月光のバレエ

最上 虎々

月光のバレエ

人々が機械のように生きることを強いられる街で、そびえ立つビルは平等に視界へ飛び込んでいく。


渋谷の姿をカメラに収めることが趣味である少女、「谷川 唯」は夜闇を照らす光を背に夜闇を覗いた。


誰もいない渋谷の交差点、その中心に三脚を立て、カメラのシャッターを切る。


「ねぇねぇ!君もまだ、この街が好きなの?」


そんな唯に声をかけた妙齢の女性。


自らを「平坂 鈴音」と名乗った女性は唯の側へ駆け寄る。


年齢は二十歳程度だろうか、しかし唯には、年齢に合わず言動がやや幼いように見えた。


「……うん。皆、都会に疲れたって言ってるけど……私は、この街が好きだから」


唯は一度カメラから離れ、地面に座り込む。


すると、鈴音も座り込んで唯の肩を両手で掴んだ。


「じゃあ、ウチと同じだね」


目を輝かせる鈴音とは対照的に、唯は少し寂しげに微笑む。


「……鈴音さんも、なんですね」


同士ができたと言わんばかりに仲間意識を抱いているのか、鈴音は唯を抱きしめた。


「うん!ウチも、ずっとここにいるの」


「そうなんだ……寂しくなかったの?」


唯は再びカメラを構える。


「ちょっと寂しかった。でも、日々移り変わる街の景色が綺麗だったから……退屈はしなかったよ。それに、今はもう君がいるから。
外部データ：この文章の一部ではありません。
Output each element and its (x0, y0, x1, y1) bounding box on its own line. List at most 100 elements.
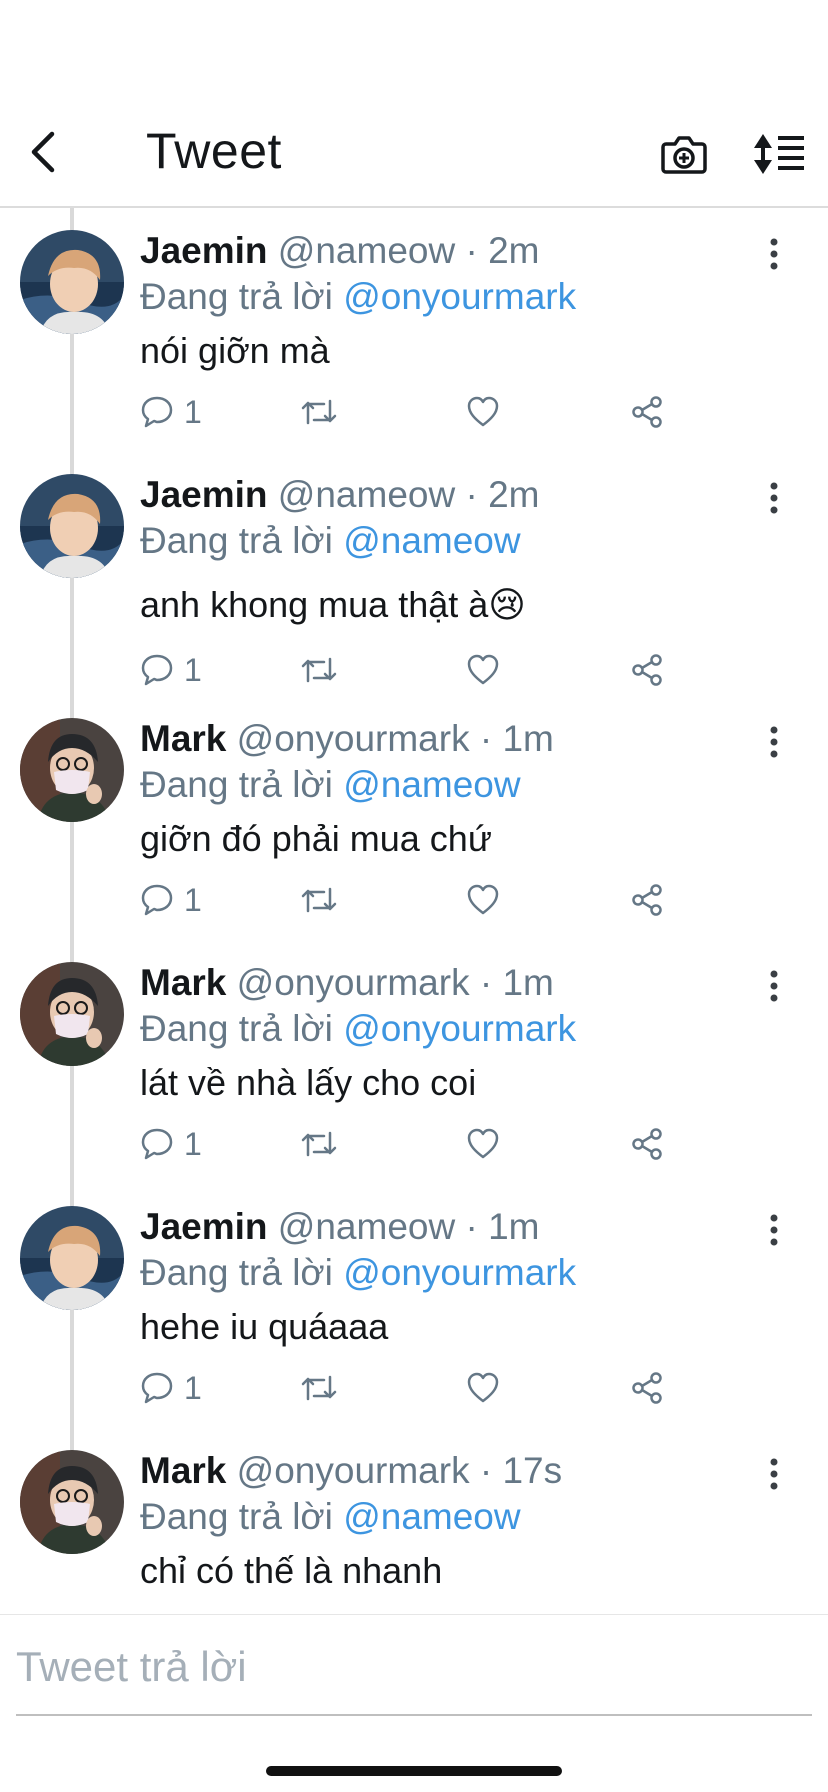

もうぜんっぜん寂しくもないや!」


「そっか。……ねえ、鈴音さん。カメラの前に立ってみない?」


「えー!?ウチの写真、撮ってくれるのー!?」


鈴音は飛び跳ねて喜び、カメラから五メートル程度離れた場所へ移動した。


「うん。鈴音さん、身長高いから……きっと高いビルが背景の写真に映えると思うよ」


「ほんと!?やったー!」


そして、両手でピースをつくる。


「はーい、じゃあ撮るよ」


唯はカメラを構え、再びシャッターを切った。


その写真には、闇夜に輝くビルを背に笑顔で写真にダブルピースをする鈴音。


二人きりの渋谷に、シャッター音が響き渡った。


「どうかな、どうかな?」


撮った写真を確認する唯の背後から、鈴音は画面を覗き込む。


「うん、やっぱりいい写真が撮れた!もっと、もっと撮らなきゃ……」


フォルダを閉じ、再びカメラを確認しようとする唯の目元に、何を思ったか鈴音は手をかざした。


「そうだ。ちょっとだけ……目、閉じてて」


その刹那、唯の視界は暗転する。


「鈴音さん?どこに……?」


「おーい!唯ちゃん!ここだよ!ここ!」


そして再び目を開くと、鈴音は高層ビルの屋上、そこからさらに数メートル伸びているアンテナの上に立っていた。


「えっ、鈴音さん!?どうやってそんなところに……」


「細かいことは気にしないの!」


さらに鈴音はアンテナの上で、バレエのように舞い始めた。


「綺麗……」


「この舞を見てくれる人が来てくれて、嬉しいよ!さ、唯ちゃん!カメラを構えて!」


「は、はいっ!!」


カメラを三脚に置き直し、カメラを構え直す唯。


その瞳には、月へ弓引く鈴音が写っていた。


「ありがとう、唯ちゃん」


「綺麗……でした、鈴音さん」


鈴音は、恍惚とした表情の唯に再び抱きついて頭を撫でる。


「……ありがとう。これで私も」


そして、鈴音はより深く唯を抱きしめた。


唯は目を閉じ、鈴音に寄りかかる。


そんな時間が数分間続いた後、唯は突然に前方へよろけ、バランスを崩して転んでしまった。


「す、鈴音さん!?」


気が付くと、鈴音の姿はどこかへ。


唯はカメラのフォルダを見返した。


確かに残っている、鈴音と撮った三枚の写真。


そして唯は呟いた。


「……あなたは、次のあなたは、私だった」


月光――。


それは絶えることが無い街の光に紛れ込む。


月の光は人に取り憑くという。


そして少女もまた、その光に魅せられて。


「これは……」


「何も……こんなところで」


日が差す渋谷の交差点。


「家出少女の慰霊碑。平坂 鈴音、ここに眠る」


慰霊碑の前には、原形をとどめていない少女の遺体と道から外れた車、そしてレンズが割れたカメラがあった。